私は、夕食の前に屋敷の大浴場へ向かう。メインの広い浴槽の色が紫色だった。
これについて私は大浴場の入り口にいるメイドに聞く。
「ちょっと、大きな浴槽の色が紫なんだけど?」
「はい、こちら青葉様がご提供してくださいましたラベンダー湯でございます」
「ラベンダー? 聞いたことはあるよ。花の基本のやつらしいね」
「花言葉はあなたを待っています。それと沈黙だそうです」
「どういう事?」
「そこから先は分かりません」
「あとで青葉に聞く」
「ちなみに青葉様はプールにおります」
「そう……でも私、今はプールの気分じゃ……」
そっからはメイドも話さなかったがラベンダー湯の浴槽に入り沈黙していると、私はメイドから聞いた花言葉を思い出す。
もしかしてと思い浴槽を出て体を拭いて自室に戻りそこで例の上が黒で下がジーンズの短パン水着に着替えると、私はプールへ向かう。

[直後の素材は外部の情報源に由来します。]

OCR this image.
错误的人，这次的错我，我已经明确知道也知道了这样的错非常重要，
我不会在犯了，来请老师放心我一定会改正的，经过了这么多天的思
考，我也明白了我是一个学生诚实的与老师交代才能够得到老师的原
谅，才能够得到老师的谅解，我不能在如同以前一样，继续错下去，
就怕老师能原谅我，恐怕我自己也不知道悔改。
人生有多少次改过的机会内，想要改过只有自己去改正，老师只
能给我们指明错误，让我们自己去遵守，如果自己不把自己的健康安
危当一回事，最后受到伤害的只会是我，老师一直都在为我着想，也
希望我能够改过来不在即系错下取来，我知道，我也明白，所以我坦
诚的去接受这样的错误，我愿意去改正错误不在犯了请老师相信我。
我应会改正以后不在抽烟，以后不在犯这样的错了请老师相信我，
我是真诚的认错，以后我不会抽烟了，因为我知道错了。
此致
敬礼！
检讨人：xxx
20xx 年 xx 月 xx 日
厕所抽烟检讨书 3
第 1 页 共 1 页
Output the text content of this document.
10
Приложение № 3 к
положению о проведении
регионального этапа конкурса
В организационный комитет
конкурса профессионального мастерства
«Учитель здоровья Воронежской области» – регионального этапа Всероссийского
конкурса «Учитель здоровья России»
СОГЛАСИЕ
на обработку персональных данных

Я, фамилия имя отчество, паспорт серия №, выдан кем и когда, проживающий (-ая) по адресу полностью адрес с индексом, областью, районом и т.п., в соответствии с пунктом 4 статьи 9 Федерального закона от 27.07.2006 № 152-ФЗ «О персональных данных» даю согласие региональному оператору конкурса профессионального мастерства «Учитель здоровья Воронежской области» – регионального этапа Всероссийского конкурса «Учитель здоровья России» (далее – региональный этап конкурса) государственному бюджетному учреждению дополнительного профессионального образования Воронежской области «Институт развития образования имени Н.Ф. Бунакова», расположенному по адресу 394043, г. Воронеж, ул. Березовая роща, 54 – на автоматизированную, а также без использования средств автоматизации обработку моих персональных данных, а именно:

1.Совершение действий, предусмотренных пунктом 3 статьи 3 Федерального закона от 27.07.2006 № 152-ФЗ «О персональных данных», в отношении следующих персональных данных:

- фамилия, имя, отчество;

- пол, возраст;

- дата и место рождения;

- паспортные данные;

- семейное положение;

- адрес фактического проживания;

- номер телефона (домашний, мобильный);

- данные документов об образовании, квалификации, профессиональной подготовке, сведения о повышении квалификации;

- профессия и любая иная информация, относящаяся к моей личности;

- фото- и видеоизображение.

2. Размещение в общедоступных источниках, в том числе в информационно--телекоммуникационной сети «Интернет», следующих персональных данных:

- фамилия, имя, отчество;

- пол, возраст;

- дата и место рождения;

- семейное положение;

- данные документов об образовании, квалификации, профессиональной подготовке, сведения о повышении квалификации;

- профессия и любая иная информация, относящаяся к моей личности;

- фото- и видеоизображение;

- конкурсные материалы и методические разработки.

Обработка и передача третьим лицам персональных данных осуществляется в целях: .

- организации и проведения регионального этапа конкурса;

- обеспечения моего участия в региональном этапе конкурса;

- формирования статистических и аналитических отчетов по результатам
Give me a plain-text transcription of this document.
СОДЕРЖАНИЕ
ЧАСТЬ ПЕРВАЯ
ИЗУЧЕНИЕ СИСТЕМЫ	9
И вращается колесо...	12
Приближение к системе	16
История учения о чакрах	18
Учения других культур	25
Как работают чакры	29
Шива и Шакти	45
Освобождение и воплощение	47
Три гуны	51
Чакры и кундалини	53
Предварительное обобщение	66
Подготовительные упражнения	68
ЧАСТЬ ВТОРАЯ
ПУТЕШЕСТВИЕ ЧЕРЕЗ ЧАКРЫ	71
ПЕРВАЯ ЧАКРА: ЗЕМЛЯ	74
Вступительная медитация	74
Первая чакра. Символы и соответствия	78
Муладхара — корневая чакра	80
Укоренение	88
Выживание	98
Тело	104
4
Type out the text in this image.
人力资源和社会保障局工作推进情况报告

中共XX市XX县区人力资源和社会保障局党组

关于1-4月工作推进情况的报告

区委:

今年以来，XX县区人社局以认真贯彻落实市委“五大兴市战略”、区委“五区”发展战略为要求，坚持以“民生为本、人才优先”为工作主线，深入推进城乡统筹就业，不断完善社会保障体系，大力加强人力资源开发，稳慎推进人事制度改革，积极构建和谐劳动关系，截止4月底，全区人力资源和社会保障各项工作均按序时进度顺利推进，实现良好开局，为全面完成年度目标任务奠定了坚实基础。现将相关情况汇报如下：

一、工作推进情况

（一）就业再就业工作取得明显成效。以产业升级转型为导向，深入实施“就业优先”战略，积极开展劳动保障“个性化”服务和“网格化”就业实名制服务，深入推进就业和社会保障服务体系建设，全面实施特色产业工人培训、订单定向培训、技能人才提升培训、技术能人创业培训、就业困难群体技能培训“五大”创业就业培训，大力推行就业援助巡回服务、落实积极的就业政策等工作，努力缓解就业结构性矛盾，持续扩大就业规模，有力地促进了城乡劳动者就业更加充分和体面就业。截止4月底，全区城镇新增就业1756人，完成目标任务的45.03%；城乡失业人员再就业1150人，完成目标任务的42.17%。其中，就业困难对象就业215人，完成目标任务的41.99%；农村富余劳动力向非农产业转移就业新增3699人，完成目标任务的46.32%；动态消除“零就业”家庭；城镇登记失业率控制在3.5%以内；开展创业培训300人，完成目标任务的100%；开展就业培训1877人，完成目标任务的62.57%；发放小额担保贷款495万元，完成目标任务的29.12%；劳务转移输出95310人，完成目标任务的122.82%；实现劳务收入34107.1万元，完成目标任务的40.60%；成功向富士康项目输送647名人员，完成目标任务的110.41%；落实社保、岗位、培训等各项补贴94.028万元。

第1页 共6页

プールの周りにラベンダーを飾っていたり、プールの水面にラベンダーが浮いていたりしていた。
プールの中で水着姿の青葉は黙って待っていた。
「もしかして……これが」
「そう……メイドから花言葉と僕がここにいることを聞いたんだね。僕は黙ってここで待っていたよ」
私は何が何だか分からないサプライズに困惑する。
「ええと……何が何だかよく分からないよ」
「そうだね、これは水火のために用意した花言葉のプレゼントだよ。周りに飾ってあるのはイングリッシュラベンダー、花言葉は幸福。プールの水面にあるのはフレンチラベンダー、花言葉は期待」
困惑していた私だが、青葉の説明で理解した。青葉は花言葉で私に幸せになってほしいのと、これからの仕事で期待しているというもの。
「嬉しい……青葉は私のためにここまでしてくれるなんて」
「結婚はゴールじゃないよ。妻を幸せにするのは夫の役目だからね」
「うん……でも夫を幸せにするのも妻の役目だから」
「えっ?」
私は思わずプールに入っている青葉に飛び込んで抱き着いた。